De part et d’autre du maître-autel, deux cathèdres du XVIe siècle proviennent du mobilier de l’ancienne paroisse Saint-Jean-Baptiste. Ces deux sièges sculptés sont ornés de personnages dont l’attitude paraît plus proche de l’univers rabelaisien que de la sérénité évangélique. Sur le dossier de l’une de ces très belles pièces d’ébénisterie, on peut découvrir une savante perspective en trompe-l’œil. Enfin, l’une des pièces les plus remarquables de l’édifice est le buffet d’orgue, construit sur une tribune qui annonce le raffinement du style Louis XV.

La monumentalité des formes et l’harmonie des proportions est particulièrement visible dans le cloître de l’abbaye, où rigueur et unité sont les maîtres-mots du langage architectural français du XVIIe siècle. Cet ensemble monastique mauriste des XVIIe et XVIIIe siècles est unique en Languedoc. Malgré ses vicissitudes, l’abbaye d’Aniane reste un des rares exemples complets conservés qui représente l’architecture monastique de cette période.

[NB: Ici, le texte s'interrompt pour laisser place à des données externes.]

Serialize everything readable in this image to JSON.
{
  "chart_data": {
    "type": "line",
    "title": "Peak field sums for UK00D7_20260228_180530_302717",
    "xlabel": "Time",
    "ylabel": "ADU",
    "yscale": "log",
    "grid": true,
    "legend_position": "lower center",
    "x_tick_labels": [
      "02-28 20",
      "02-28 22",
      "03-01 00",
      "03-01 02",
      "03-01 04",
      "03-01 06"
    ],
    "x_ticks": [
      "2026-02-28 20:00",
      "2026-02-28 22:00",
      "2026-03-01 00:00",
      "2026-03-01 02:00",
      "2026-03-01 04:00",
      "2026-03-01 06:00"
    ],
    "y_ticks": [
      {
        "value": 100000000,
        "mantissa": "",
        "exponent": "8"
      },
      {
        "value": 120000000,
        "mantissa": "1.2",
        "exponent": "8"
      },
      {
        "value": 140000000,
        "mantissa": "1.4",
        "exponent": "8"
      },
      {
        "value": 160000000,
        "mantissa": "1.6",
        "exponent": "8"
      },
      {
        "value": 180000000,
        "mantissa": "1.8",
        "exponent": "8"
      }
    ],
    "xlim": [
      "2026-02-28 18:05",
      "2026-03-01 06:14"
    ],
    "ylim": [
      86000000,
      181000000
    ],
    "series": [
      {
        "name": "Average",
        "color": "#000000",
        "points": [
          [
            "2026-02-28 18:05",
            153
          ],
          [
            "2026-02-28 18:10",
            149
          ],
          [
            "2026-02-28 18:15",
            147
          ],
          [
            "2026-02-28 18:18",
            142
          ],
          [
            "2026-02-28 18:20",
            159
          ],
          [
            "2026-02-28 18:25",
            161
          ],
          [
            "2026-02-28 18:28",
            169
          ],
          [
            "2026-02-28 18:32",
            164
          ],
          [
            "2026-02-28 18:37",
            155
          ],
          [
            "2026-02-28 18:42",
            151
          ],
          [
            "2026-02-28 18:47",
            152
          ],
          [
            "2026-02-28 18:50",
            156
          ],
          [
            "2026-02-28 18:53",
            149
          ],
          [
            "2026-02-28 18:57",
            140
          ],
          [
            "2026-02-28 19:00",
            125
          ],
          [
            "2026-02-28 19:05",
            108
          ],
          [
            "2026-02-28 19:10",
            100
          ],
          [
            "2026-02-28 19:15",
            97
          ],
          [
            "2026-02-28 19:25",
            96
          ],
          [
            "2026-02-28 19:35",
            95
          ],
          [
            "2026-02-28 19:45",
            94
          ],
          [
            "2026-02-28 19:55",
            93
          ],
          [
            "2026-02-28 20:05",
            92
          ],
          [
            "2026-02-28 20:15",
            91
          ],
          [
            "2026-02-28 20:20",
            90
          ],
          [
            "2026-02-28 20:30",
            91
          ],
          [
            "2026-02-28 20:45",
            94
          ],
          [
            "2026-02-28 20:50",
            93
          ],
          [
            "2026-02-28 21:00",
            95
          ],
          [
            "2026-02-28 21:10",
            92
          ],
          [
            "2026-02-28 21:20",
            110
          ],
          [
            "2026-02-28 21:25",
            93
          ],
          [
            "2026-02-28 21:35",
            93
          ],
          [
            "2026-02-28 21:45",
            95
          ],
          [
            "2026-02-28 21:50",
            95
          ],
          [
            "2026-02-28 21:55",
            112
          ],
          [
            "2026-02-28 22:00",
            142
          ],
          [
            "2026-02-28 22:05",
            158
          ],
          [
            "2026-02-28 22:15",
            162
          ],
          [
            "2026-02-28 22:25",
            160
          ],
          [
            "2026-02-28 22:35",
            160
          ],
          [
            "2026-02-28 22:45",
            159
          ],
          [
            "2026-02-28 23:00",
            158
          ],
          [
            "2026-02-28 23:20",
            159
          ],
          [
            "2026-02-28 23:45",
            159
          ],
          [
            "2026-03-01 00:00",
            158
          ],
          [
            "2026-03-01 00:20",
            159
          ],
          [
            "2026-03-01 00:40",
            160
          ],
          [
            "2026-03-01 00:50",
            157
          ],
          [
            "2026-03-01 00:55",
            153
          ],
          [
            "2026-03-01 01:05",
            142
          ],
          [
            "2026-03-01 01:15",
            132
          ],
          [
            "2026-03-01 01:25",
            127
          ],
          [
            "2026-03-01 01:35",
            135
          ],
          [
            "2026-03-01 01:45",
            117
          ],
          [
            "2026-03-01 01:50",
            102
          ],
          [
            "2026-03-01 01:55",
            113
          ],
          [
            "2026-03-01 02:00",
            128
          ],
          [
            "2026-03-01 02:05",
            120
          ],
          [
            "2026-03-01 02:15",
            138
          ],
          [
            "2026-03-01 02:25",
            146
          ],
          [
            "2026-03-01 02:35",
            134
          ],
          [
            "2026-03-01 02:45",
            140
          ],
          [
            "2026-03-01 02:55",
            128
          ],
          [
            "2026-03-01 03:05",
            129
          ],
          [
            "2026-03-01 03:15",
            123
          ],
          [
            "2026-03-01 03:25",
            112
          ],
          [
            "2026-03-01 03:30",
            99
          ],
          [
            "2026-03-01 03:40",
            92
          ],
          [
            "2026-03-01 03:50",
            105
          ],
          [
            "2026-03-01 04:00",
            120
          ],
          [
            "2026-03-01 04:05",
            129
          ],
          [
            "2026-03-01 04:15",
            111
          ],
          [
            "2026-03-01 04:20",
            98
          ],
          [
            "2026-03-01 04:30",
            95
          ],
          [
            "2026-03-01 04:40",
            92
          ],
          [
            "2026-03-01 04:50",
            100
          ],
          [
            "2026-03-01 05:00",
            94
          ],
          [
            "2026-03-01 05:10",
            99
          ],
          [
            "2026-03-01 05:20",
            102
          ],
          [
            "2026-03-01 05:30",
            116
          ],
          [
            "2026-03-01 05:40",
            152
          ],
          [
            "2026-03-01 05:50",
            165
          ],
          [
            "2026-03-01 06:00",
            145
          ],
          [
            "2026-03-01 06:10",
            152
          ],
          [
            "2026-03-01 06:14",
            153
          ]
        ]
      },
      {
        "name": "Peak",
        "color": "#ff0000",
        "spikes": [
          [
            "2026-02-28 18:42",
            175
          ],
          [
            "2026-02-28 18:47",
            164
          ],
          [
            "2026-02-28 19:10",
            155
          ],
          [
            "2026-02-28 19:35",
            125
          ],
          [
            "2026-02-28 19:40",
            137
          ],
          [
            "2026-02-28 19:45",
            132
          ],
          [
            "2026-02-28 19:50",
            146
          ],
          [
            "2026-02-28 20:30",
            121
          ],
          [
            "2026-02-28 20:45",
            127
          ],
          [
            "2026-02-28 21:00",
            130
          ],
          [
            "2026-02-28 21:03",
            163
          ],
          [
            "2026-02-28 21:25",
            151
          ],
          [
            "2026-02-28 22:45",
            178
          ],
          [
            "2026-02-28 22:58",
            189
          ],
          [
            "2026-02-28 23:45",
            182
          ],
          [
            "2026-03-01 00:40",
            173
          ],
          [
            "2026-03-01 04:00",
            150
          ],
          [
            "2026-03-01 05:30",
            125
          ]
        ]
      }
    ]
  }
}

[1] : La congrégation de Saint-Maur, souvent connue sous le nom de Mauristes, était une congrégation de moines bénédictins français, créée en 1621 et connue pour le haut niveau de son érudition. La congrégation et ses membres tirent leur nom de saint Maur (décédé en 565), disciple de saint Benoît auquel on attribue l’introduction en Gaule de la règle et de la vie bénédictines. Elle a été supprimée en 1790 par l’Assemblée constituante.

[2] : L’emblème de la congrégation de Saint-Maur est la couronne d’épines entourant trois clous de la passion ainsi que la devise « Pax », surmontée d’une fleur de lys pour bien souligner le caractère gallican des constitutions de la congrégation.